Data Preparation

processing.weighting.data_prep

Data-preparation toolbox for the weighting workflow.

This sub-package does not orchestrate the weighting pipeline itself. Instead, it provides the reusable building blocks that the weighting pipeline uses to prepare geography, PUMS inputs, control totals, and survey seed data.

Modules

Census geography (census_geo) -- download and cache TIGER PUMA and block shapefiles via pygris, including block-level population inputs.
Geography crosswalk (crosswalk) -- construct a population-weighted PUMA-to-target-zone allocation table and assign/allocate records across project geographies.
PUMS data (pums_data) -- fetch ACS 1-year PUMS microdata from the Census API or load local extracts, with chunking and caching helpers.
Control data (control_data) -- recode PUMS variables into weighting control categories and aggregate them into zone-level control totals.
Seed data (seed_data) -- recode canonical survey variables into the same control categories used by the PUMS-based controls.

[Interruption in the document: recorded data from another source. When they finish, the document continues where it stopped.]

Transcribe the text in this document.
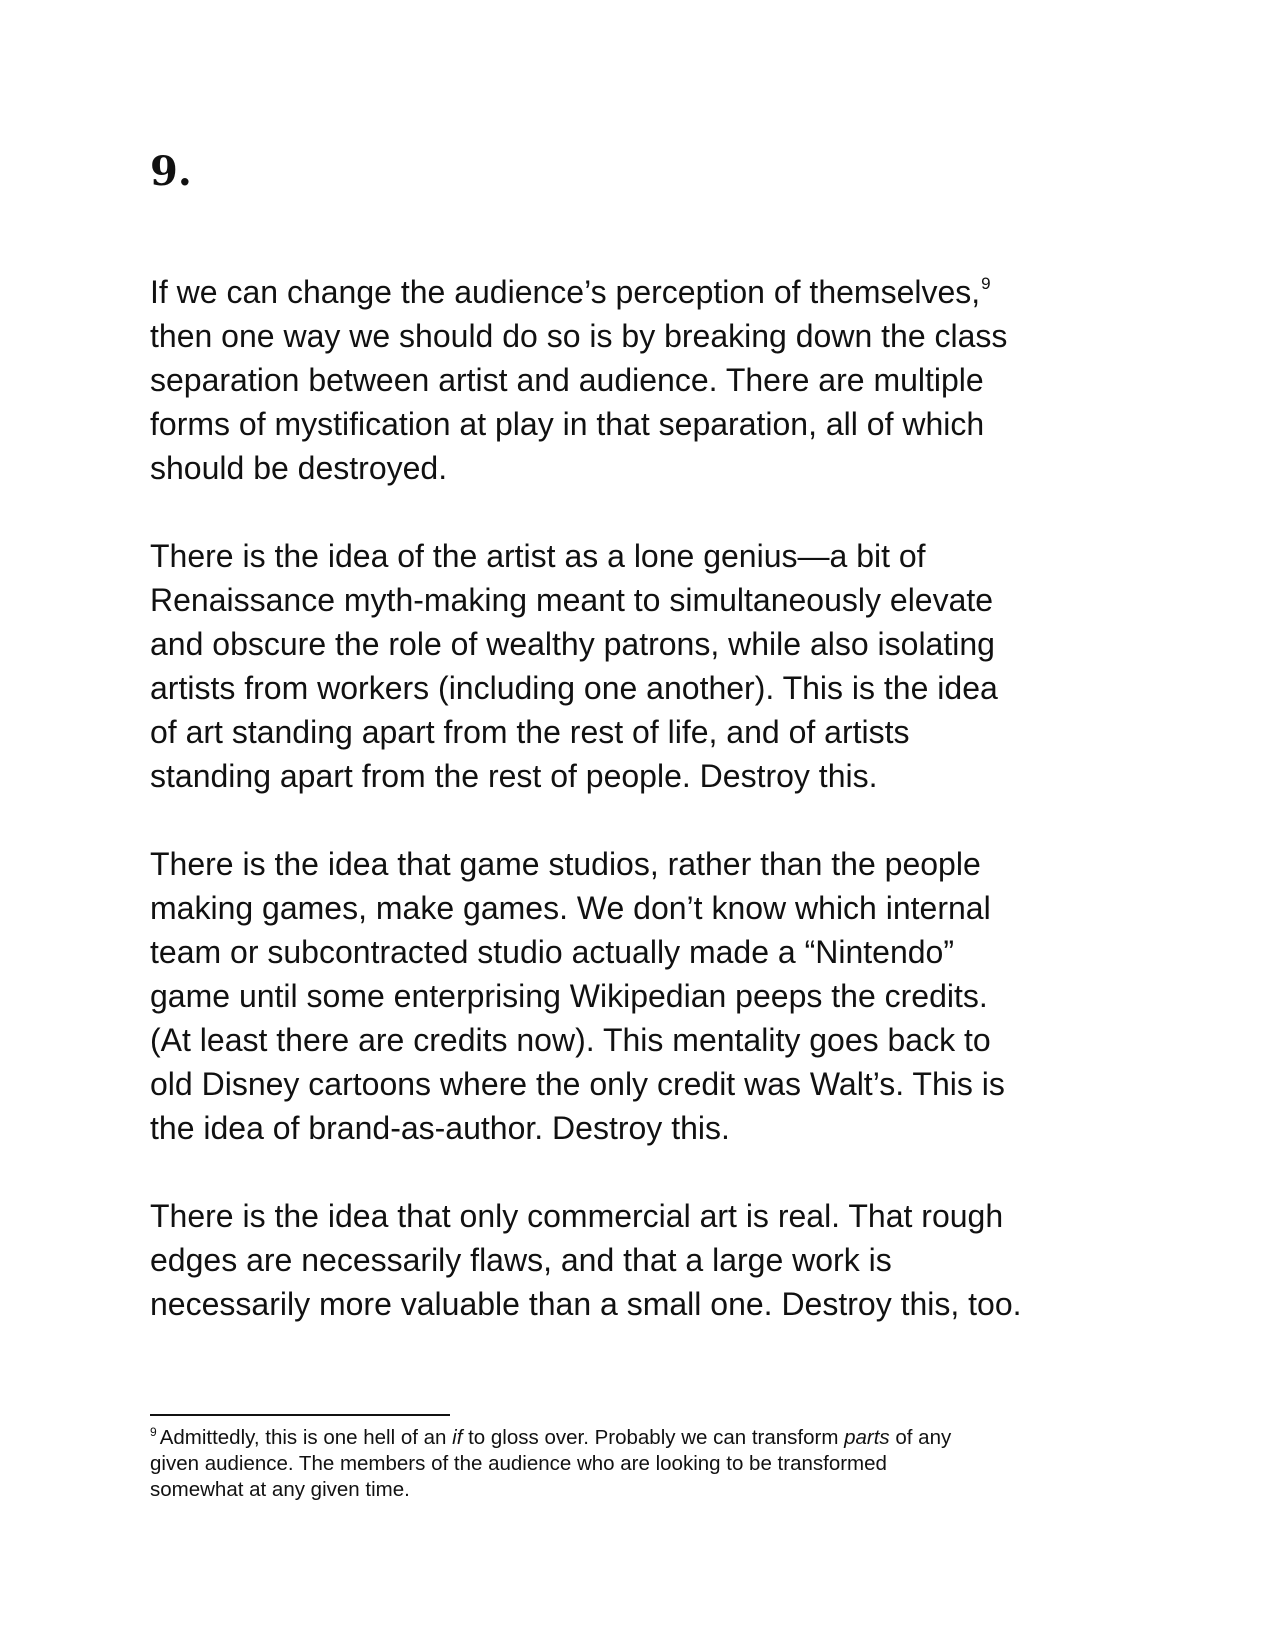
9.

If we can change the audience’s perception of themselves,$^9$
then one way we should do so is by breaking down the class
separation between artist and audience. There are multiple
forms of mystification at play in that separation, all of which
should be destroyed.

There is the idea of the artist as a lone genius—a bit of
Renaissance myth-making meant to simultaneously elevate
and obscure the role of wealthy patrons, while also isolating
artists from workers (including one another). This is the idea
of art standing apart from the rest of life, and of artists
standing apart from the rest of people. Destroy this.

There is the idea that game studios, rather than the people
making games, make games. We don’t know which internal
team or subcontracted studio actually made a “Nintendo”
game until some enterprising Wikipedian peeps the credits.
(At least there are credits now). This mentality goes back to
old Disney cartoons where the only credit was Walt’s. This is
the idea of brand-as-author. Destroy this.

There is the idea that only commercial art is real. That rough
edges are necessarily flaws, and that a large work is
necessarily more valuable than a small one. Destroy this, too.

$^9$ Admittedly, this is one hell of an if to gloss over. Probably we can transform parts of any
given audience. The members of the audience who are looking to be transformed
somewhat at any given time.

Together these modules provide the shared data-preparation utilities used by WeightingPipeline before balancing begins.

processing.weighting.data_prep.crosswalk

PUMA-specific crosswalk wrapper.

PumaCrosswalk fetches Census PUMA and block geographies and delegates the heavy lifting to build_crosswalk.

See docs/pipeline_steps/weighting/crosswalk.md for the detailed crosswalk explanation, diagrams, and worked example.

Load target zone polygons; auto-discover overlapping PUMAs.
Download/cache TIGER PUMA and block shapefiles (via census_geo).
Rasterize block population into a density grid.
Rasterize PUMA IDs into a categorical label grid.
exactextract: compute sum(population) per target zone, grouped by PUMA label.
Normalise: allocation_weight = pop(puma, target) / pop(puma) per PUMA.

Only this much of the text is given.